Part police procedural, part psychological drama, The Burning is a highly readable, though not altogether original mystery. Split 70/30 between two voices, Maeve, and Rebecca Haworth’s best friend, Louise North, Casey takes the interesting approach of shuttling the serial killer mystery to the background, using it as impetus for exploring Maeve’s character in greater detail—the reasons for her ambition, the distance felt in her personal life, and the somewhat oppressive nature of some of her peers as she attempts to overcome their obvious sexism. Maeve herself is an interesting enough character, though she does feel pieced together from parts of other mystery protagonists over the years: the ambitious young detective desperate to make her mark, removing herself from those that care and worry about her… none of these elements are particularly unique to Casey’s writing, but she handles them with confidence and ease.

Louise North, on the other hand, is given less room to breathe.

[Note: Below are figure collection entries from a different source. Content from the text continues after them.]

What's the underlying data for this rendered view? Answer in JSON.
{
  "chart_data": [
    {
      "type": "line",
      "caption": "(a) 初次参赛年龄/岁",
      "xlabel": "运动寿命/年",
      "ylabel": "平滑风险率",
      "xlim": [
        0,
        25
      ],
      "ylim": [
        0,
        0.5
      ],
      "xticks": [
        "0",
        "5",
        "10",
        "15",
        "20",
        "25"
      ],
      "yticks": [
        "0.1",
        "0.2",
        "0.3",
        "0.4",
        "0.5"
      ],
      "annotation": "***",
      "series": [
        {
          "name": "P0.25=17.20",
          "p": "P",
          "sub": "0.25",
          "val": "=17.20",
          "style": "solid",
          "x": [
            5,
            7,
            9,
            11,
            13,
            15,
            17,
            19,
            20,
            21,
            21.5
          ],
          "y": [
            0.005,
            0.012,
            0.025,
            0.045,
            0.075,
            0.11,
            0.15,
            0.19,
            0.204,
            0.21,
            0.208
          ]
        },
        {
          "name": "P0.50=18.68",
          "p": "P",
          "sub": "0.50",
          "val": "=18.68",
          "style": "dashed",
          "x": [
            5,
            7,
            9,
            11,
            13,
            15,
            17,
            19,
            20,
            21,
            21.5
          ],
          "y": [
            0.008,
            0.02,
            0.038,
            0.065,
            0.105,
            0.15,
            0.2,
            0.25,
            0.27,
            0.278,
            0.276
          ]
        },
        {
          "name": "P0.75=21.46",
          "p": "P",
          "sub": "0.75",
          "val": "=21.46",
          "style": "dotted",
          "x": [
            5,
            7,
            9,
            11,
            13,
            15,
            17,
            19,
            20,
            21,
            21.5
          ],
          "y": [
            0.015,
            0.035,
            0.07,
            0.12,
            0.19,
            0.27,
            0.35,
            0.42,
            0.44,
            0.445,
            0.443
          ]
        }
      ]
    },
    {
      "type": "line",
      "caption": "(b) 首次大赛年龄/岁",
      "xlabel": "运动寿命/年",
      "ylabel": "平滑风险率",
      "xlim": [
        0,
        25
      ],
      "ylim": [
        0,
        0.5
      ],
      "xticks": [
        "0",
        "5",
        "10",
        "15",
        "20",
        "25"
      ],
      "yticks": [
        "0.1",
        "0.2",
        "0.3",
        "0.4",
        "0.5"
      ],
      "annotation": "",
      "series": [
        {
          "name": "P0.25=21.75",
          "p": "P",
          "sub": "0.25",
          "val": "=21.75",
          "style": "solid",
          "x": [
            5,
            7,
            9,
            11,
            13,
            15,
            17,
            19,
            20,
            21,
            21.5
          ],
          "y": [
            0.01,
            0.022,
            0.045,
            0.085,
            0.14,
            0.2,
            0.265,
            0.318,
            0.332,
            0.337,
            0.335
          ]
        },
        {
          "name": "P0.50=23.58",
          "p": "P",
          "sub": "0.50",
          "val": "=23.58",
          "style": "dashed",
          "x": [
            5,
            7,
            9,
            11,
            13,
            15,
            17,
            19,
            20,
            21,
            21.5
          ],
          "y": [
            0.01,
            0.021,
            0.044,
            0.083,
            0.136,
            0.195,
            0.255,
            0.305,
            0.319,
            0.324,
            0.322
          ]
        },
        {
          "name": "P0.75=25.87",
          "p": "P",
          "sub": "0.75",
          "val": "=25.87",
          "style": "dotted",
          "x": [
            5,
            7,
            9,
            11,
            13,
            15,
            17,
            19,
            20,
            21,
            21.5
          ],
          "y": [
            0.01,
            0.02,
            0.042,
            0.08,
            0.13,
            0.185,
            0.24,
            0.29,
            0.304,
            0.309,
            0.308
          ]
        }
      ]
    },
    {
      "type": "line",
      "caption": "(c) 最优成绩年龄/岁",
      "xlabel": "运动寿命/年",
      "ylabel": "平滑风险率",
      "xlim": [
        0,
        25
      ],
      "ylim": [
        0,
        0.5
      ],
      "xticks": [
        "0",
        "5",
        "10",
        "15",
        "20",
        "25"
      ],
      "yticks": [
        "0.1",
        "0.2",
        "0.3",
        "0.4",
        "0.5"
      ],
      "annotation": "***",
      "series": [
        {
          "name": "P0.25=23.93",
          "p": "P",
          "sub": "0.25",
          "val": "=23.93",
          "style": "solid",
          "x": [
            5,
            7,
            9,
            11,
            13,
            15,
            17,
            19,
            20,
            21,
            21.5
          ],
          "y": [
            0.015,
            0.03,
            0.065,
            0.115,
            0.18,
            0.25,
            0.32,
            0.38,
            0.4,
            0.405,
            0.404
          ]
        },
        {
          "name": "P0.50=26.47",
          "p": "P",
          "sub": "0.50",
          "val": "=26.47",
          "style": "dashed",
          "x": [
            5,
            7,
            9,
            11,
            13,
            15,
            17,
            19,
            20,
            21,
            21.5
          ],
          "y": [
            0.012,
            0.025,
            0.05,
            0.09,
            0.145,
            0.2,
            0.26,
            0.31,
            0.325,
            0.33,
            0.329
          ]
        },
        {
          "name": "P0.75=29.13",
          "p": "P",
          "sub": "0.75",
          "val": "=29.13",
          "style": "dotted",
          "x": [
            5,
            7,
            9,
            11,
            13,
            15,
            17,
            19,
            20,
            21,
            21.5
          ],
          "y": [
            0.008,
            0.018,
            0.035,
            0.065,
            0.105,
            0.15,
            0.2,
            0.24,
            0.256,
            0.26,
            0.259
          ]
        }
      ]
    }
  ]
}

As interesting a device as the split narrative can be, Casey writes from Louise’s perspective with less assurance, cobbling her perceived personality together from extraneous sources in a manner that removes some of the mystery surrounding the character. Without giving anything away, the Louise sections of each chapter tipped a hat to certain details too soon. As I was reading, I couldn’t help but feel that had the perspective remained with Maeve for the entirety of the book, several key elements of the mystery would have been less obvious and more widely distributed amongst the many suspects in both Rebecca Haworth’s murder and the larger hunt for the Burning Man.

Casey’s writing is simple and to the point—she doesn’t waste time with extraneous details or sidetracks from the plot. The narrative is lean, direct, and has an excellent pace to it. In fact, the only place I would say the pacing falters is at the very end, when we are treated to an unfortunate information dump as the final chapter. This was disappointing, as up to this point Casey had done a terrific job of feeding the reader just enough to cull together the various plot threads on our own. However, in the eleventh hour, she opts for the obvious approach and offers a blow-by-blow account of the killer’s machinations. The frustration in this is that she’s telling us what happened, when there was more than enough already shown as to make this an unnecessary step. It reads as if, at the very end, the author was uncertain whether or not the details of her killer’s mind and rationale were obvious enough for the average reader. The tragedy in this is that it tackles the otherwise quick pace of the plot and pulls it to its knees.

Mild frustrations aside, The Burning is an exciting thriller that introduces an interesting new character in Maeve, and I suspect we’ll be seeing her again before too long. Casey’s control over a mystery is strong, and I’d like to see what she can do with a more mature hand and increased confidence in her readers.